2.       [appellante] stelt in beroep dat het college ten onrechte haar bezwaar niet-ontvankelijk heeft verklaard. Daartoe betoogt zij dat zij door een depressie niet in staat was voor zichzelf te zorgen en daardoor niet tijdig bezwaar heeft kunnen maken. Ook betoogt zij dat het voor haar bestemde pakket door een buurtbewoner in ontvangst is genomen en op de afvallocatie is geplaatst waardoor de overtreding niet aan haar is toe te rekenen.
3.       Ingevolge artikel 6:8, eerste lid, van de Awb vangt de termijn voor het indienen van een bezwaarschrift aan met ingang van de dag na die waarop het besluit op de voorgeschreven wijze is bekendgemaakt.
4.       Het besluit is op 27 juli 2020 bekendgemaakt door toezending daarvan aan [appellante], zodat de termijn voor het indienen van een bezwaarschrift liep van 28 juli 2020 tot en met 7 september 2020. Het bezwaarschrift van [appellante] is op 15 april 2021 en dus ruimschoots buiten de termijn ingediend.
5.       Ingevolge artikel 6:11 van de Awb is een te laat gemaakt bezwaar toch ontvankelijk als redelijkerwijs niet kan worden geoordeeld dat de indiener van het bezwaarschrift in verzuim is geweest. Zoals de Afdeling eerder heeft overwogen (onder meer in de uitspraak van 13 januari 2021, ECLI:NL:RVS:2021:60) behoort het tot de eigen verantwoordelijkheid van de indiener van een bezwaarschrift om er zorg voor te dragen dat ook in geval van ziekte wordt voldaan aan de wettelijke vereisten voor het maken van bezwaar, bijvoorbeeld door het inschakelen van een derde. Slechts in zeer uitzonderlijke gevallen, waarbij aannemelijk wordt gemaakt dat er geen mogelijkheid was om voor behartiging van de belangen zorg te dragen, kan in verband met het dwingende karakter van de bezwaartermijn daarop een uitzondering worden gemaakt. Met de gestelde omstandigheid dat [appellante] door een depressie niet voor zichzelf kon zorgen, heeft zij niet aannemelijk gemaakt dat zij gedurende de bezwaartermijn van zes weken geen derde had kunnen inschakelen om tijdig voor haar bezwaar te maken. De Afdeling ziet in wat [appellante] heeft aangevoerd geen aanleiding voor het oordeel dat redelijkerwijs niet geoordeeld kan worden dat zij in verzuim is geweest.
Het betoog slaagt niet.
6.       De conclusie is dat het college het bezwaar terecht niet-ontvankelijk heeft verklaard. Aan de inhoudelijke beoordeling van de beroepsgrond van [appellante] dat de overtreding niet aan haar is toe te rekenen komt de Afdeling daarom niet toe.
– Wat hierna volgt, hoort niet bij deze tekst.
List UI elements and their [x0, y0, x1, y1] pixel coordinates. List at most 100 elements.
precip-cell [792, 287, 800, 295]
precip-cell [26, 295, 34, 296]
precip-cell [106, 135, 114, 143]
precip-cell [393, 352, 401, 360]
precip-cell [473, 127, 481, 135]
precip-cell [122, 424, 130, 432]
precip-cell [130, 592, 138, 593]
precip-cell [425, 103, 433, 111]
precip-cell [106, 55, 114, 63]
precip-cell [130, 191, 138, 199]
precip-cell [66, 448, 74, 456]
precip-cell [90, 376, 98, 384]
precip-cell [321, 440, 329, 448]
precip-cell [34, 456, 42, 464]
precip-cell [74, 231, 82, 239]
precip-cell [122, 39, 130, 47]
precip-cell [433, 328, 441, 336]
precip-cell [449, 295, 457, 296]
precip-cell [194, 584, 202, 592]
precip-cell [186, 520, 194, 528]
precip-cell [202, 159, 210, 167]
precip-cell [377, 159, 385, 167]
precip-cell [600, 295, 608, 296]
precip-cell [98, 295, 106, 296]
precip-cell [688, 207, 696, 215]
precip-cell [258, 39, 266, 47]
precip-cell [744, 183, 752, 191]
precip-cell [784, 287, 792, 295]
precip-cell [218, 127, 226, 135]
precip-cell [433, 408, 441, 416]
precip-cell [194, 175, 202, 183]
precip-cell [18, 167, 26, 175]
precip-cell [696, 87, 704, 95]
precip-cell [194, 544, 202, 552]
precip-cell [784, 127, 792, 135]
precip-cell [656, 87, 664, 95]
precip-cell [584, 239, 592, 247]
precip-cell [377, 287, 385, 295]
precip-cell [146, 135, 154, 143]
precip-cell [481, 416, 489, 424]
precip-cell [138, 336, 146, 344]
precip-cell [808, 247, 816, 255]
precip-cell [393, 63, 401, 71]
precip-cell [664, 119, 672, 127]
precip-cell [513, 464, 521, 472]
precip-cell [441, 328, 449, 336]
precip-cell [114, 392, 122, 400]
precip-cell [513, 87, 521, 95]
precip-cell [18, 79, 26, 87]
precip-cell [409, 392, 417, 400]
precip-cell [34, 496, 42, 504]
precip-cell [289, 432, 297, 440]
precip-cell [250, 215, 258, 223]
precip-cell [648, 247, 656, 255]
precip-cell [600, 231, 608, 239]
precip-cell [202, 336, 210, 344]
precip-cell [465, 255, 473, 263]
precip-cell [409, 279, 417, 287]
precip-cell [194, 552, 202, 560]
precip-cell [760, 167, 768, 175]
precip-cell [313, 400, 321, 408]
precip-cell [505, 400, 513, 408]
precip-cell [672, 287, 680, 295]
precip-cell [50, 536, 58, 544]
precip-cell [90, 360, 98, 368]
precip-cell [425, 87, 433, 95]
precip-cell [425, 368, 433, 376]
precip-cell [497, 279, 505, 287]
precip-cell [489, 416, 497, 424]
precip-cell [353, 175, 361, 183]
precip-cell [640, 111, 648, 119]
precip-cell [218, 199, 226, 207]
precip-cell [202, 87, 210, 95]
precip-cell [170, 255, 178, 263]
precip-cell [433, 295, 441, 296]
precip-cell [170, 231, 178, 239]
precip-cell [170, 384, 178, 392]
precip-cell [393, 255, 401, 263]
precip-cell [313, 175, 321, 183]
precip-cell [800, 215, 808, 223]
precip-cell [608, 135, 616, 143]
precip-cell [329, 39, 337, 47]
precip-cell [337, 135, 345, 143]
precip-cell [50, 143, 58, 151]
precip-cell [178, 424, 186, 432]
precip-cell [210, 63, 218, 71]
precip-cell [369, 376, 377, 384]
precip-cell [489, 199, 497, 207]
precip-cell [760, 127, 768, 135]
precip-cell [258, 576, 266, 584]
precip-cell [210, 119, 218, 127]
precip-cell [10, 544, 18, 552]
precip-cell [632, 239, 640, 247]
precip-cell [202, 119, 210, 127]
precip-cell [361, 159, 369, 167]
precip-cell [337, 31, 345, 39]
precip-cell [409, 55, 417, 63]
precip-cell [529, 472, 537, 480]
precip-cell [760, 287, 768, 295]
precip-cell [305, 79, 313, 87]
7.       Het beroep is kennelijk ongegrond.
8.       Het college hoeft geen proceskosten te vergoeden.
Beslissing
De Afdeling bestuursrechtspraak van de Raad van State:
verklaart het beroep ongegrond.
Aldus vastgesteld door mr. F.C.M.A. Michiels, lid van de enkelvoudige kamer, in tegenwoordigheid van mr. M.L.M. van Loo, griffier.
Het lid van de enkelvoudige kamer is verhinderd de uitspraak te ondertekenen.
w.g. Van Loo
griffier
Uitgesproken in het openbaar op 17 september 2021
418.
BIJLAGE
ALGEMENE WET BESTUURSRECHT
Hoofdstuk 6. Algemene bepalingen over bezwaar en beroep
Afdeling 6.2. Overige algemene bepalingen
Artikel 6:4
1. Het maken van bezwaar geschiedt door het indienen van een bezwaarschrift bij het bestuursorgaan dat het besluit heeft genomen.
[…]
Artikel 6:7
De termijn voor het indienen van een bezwaar- of beroepschrift bedraagt zes weken.
Artikel 6:8
1. De termijn vangt aan met ingang van de dag na die waarop het besluit op de voorgeschreven wijze is bekendgemaakt.
[…]
Artikel 6:9
1. Een bezwaar- of beroepschrift is tijdig ingediend indien het voor het einde van de termijn is ontvangen.
2. Bij verzending per post is een bezwaar- of beroepschrift tijdig ingediend indien het voor het einde van de termijn ter post is bezorgd, mits het niet later dan een week na afloop van de termijn is ontvangen.
Artikel 6:11
Ten aanzien van een na afloop van de termijn ingediend bezwaar- of beroepschrift blijft niet-ontvankelijkverklaring op grond daarvan achterwege indien redelijkerwijs niet kan worden geoordeeld dat de indiener in verzuim is geweest.